Intel, the world's largest chipmaker for personal computers, announced 3,000 cuts on Tuesday as it reported a 36 percent drop in first-quarter profits and a 7 percent decline in revenue.
The company predicted similar results in the current quarter as PC manufacturers continue to reduce their stocks. But it cautiously expected business to pick up again later in 1998.Some industry analysts agreed, saying new chips Intel was introducing Wednesday also should help perk up demand.
"I think some of the new technology Intel is introducing . . . is going to get into the mainstream in the second half of the year," said Linley Gwenap, editor of Micro-processor Report newsletter.

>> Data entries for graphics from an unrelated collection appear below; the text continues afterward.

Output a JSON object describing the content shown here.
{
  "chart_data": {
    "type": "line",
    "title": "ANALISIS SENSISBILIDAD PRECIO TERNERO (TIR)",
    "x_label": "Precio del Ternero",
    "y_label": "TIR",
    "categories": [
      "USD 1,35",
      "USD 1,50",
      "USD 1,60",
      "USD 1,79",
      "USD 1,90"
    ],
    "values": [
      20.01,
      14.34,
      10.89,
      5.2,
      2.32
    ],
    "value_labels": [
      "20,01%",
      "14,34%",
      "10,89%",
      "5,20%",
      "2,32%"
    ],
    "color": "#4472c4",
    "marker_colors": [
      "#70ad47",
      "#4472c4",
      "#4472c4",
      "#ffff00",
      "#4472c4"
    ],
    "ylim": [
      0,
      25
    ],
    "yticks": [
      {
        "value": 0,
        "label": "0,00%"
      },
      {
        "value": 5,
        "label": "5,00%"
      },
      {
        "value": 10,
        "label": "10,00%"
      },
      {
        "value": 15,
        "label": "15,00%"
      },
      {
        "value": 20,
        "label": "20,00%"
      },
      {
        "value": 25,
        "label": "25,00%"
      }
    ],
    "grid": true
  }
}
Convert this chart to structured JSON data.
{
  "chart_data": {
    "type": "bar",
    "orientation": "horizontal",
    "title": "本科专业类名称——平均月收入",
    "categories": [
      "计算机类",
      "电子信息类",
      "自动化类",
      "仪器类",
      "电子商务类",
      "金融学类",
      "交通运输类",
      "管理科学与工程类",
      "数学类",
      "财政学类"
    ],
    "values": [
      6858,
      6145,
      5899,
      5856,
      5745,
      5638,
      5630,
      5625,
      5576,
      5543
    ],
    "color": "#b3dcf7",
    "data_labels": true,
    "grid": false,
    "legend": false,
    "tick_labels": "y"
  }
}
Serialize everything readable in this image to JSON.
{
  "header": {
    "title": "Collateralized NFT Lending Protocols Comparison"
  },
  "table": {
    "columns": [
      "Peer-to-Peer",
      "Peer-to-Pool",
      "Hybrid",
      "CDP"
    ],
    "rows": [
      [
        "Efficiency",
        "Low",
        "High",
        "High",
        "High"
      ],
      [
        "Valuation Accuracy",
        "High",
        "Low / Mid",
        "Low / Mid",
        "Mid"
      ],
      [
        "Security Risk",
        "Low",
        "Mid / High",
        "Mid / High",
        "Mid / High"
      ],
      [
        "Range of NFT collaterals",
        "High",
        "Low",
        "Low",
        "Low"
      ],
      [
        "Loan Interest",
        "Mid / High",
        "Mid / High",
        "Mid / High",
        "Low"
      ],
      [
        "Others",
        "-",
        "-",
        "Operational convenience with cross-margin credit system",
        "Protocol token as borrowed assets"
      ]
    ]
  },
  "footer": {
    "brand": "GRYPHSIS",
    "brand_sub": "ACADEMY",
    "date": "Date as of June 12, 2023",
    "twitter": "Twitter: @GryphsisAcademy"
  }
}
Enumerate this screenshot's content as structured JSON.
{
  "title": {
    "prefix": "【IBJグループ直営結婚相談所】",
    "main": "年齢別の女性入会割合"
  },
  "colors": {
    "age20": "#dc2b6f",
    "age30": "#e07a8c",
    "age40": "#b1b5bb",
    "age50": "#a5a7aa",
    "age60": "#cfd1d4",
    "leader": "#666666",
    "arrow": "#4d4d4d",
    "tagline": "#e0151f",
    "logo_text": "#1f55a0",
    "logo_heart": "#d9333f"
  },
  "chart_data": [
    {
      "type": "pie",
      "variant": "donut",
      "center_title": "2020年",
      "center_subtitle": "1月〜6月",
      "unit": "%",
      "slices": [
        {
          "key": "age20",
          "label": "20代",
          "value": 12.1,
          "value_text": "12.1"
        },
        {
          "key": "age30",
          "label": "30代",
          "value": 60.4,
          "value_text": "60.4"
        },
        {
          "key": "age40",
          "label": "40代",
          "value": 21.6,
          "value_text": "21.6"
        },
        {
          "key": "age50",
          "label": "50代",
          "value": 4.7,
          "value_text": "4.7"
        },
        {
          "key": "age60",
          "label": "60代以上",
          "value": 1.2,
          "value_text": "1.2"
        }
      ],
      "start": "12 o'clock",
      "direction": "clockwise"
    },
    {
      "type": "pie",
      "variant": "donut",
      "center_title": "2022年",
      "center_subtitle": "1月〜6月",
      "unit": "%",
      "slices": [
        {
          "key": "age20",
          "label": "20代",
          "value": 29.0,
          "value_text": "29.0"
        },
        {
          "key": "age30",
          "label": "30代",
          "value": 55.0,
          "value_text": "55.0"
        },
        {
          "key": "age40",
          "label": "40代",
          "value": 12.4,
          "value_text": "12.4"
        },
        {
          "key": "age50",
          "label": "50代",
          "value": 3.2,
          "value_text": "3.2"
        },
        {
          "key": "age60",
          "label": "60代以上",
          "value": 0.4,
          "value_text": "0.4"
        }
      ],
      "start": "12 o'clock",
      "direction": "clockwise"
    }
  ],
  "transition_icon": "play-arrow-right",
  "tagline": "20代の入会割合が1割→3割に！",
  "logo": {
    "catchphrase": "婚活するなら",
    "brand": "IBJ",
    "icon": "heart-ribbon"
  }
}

Intel, based in Santa Clara, Calif., earned $1.27 billion, or 72 cents a share on a diluted basis, in the January-March quarter. That was down from $1.98 billion, or $1.10 a share, in the year-ago period.
The lower profits also reflected a charge of about $165 million, or 9 cents a share, to account for Intel's acquisition last year of Chips and Technologies Inc.
Revenues, meanwhile, fell to $6 billion from $6.45 billion.
The financial results exceeded the diminished expectations set by Intel last month. Still, Intel chairman and chief executive officer Andrew S. Grove called the quarter disappointing.